Clove Lake Park Preserve
Borough: Staten Island
Habitat Type: Forest, Meadow, Salt Marsh, Freshwater Wetland
Clove Lakes Park derives its name from the Dutch word “kloven,” meaning cleft. The particular cleft is the valley and brook between Emerson and Grymes Hills. This valley was deepened by the glacier 20,000 years ago. The brook which ran through the valley originated in Clove Swamp and ran to the Kill Van Kull. The damming of this brook over the years created the different lakes and ponds in the area.
The northwest section of the park is home to Staten Island’s largest living thing, a tulip tree (Liriodendron tulipifera). One-hundred-and-seven-feet tall and at least three hundred years old, this tree survived the extensive logging and clearing which occurred when the settlers came.

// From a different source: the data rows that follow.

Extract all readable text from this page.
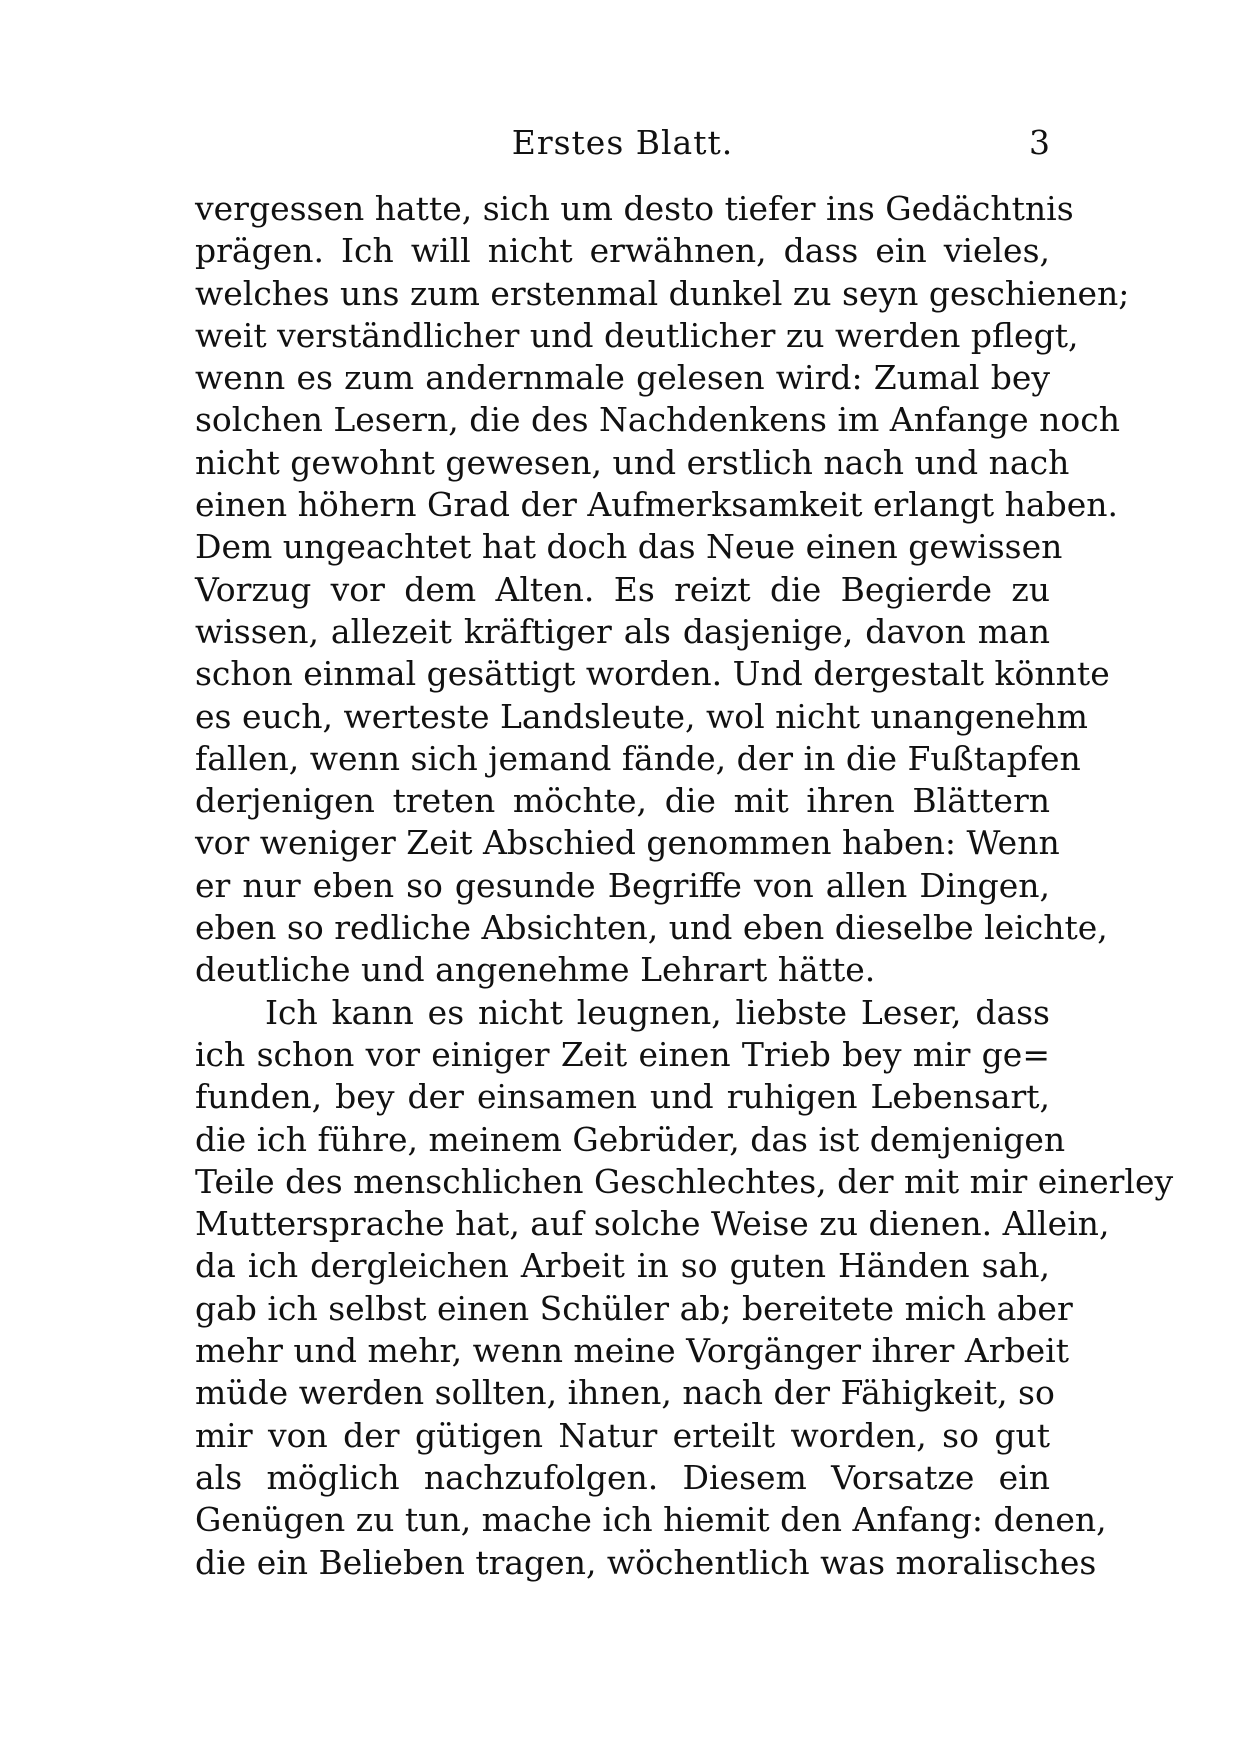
Erstes Blatt.	3
vergessen hatte, sich um desto tiefer ins Gedächtnis
prägen. Ich will nicht erwähnen, dass ein vieles,
welches uns zum erstenmal dunkel zu seyn geschienen;
weit verständlicher und deutlicher zu werden pflegt,
wenn es zum andernmale gelesen wird: Zumal bey
solchen Lesern, die des Nachdenkens im Anfange noch
nicht gewohnt gewesen, und erstlich nach und nach
einen höhern Grad der Aufmerksamkeit erlangt haben.
Dem ungeachtet hat doch das Neue einen gewissen
Vorzug vor dem Alten. Es reizt die Begierde zu
wissen, allezeit kräftiger als dasjenige, davon man
schon einmal gesättigt worden. Und dergestalt könnte
es euch, werteste Landsleute, wol nicht unangenehm
fallen, wenn sich jemand fände, der in die Fußtapfen
derjenigen treten möchte, die mit ihren Blättern
vor weniger Zeit Abschied genommen haben: Wenn
er nur eben so gesunde Begriffe von allen Dingen,
eben so redliche Absichten, und eben dieselbe leichte,
deutliche und angenehme Lehrart hätte.
Ich kann es nicht leugnen, liebste Leser, dass
ich schon vor einiger Zeit einen Trieb bey mir ge=
funden, bey der einsamen und ruhigen Lebensart,
die ich führe, meinem Gebrüder, das ist demjenigen
Teile des menschlichen Geschlechtes, der mit mir einerley
Muttersprache hat, auf solche Weise zu dienen. Allein,
da ich dergleichen Arbeit in so guten Händen sah,
gab ich selbst einen Schüler ab; bereitete mich aber
mehr und mehr, wenn meine Vorgänger ihrer Arbeit
müde werden sollten, ihnen, nach der Fähigkeit, so
mir von der gütigen Natur erteilt worden, so gut
als möglich nachzufolgen. Diesem Vorsatze ein
Genügen zu tun, mache ich hiemit den Anfang: denen,
die ein Belieben tragen, wöchentlich was moralisches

Tulip Trees are known for their straight trunks from which Native Americans carved canoes.
Also of interest in Clove Lakes Park are the outcroppings of serpentine rock at the crest of the hills. The spine of Staten Island is a broad ridge of serpentine, which was formed during the Ordovician period (435-500 million years ago) when heat and pressure altered rocks rich in magnesium and iron. Ash green in color, serpentine is named after the patterns in the rock that resemble snake skin. Its mineral composition includes fibrous chrysotile (known commercially as asbestos), talc, oluvine (green lava grains) as well as ferromagnesia, a mineral containing magnesium and iron.
Public Transit: From ferry, take the S62 bus to Park entrance at intersection of Victory Boulevard and Clove Road (about 20 minutes).
By Car: Take the Verrazano Bridge to the S.I. Expressway (Route 278) to exit 13 (Richmond/Clove Roads). Take a right on Clove Road. Park entrance at intersection of Victory Boulevard and Clove Road.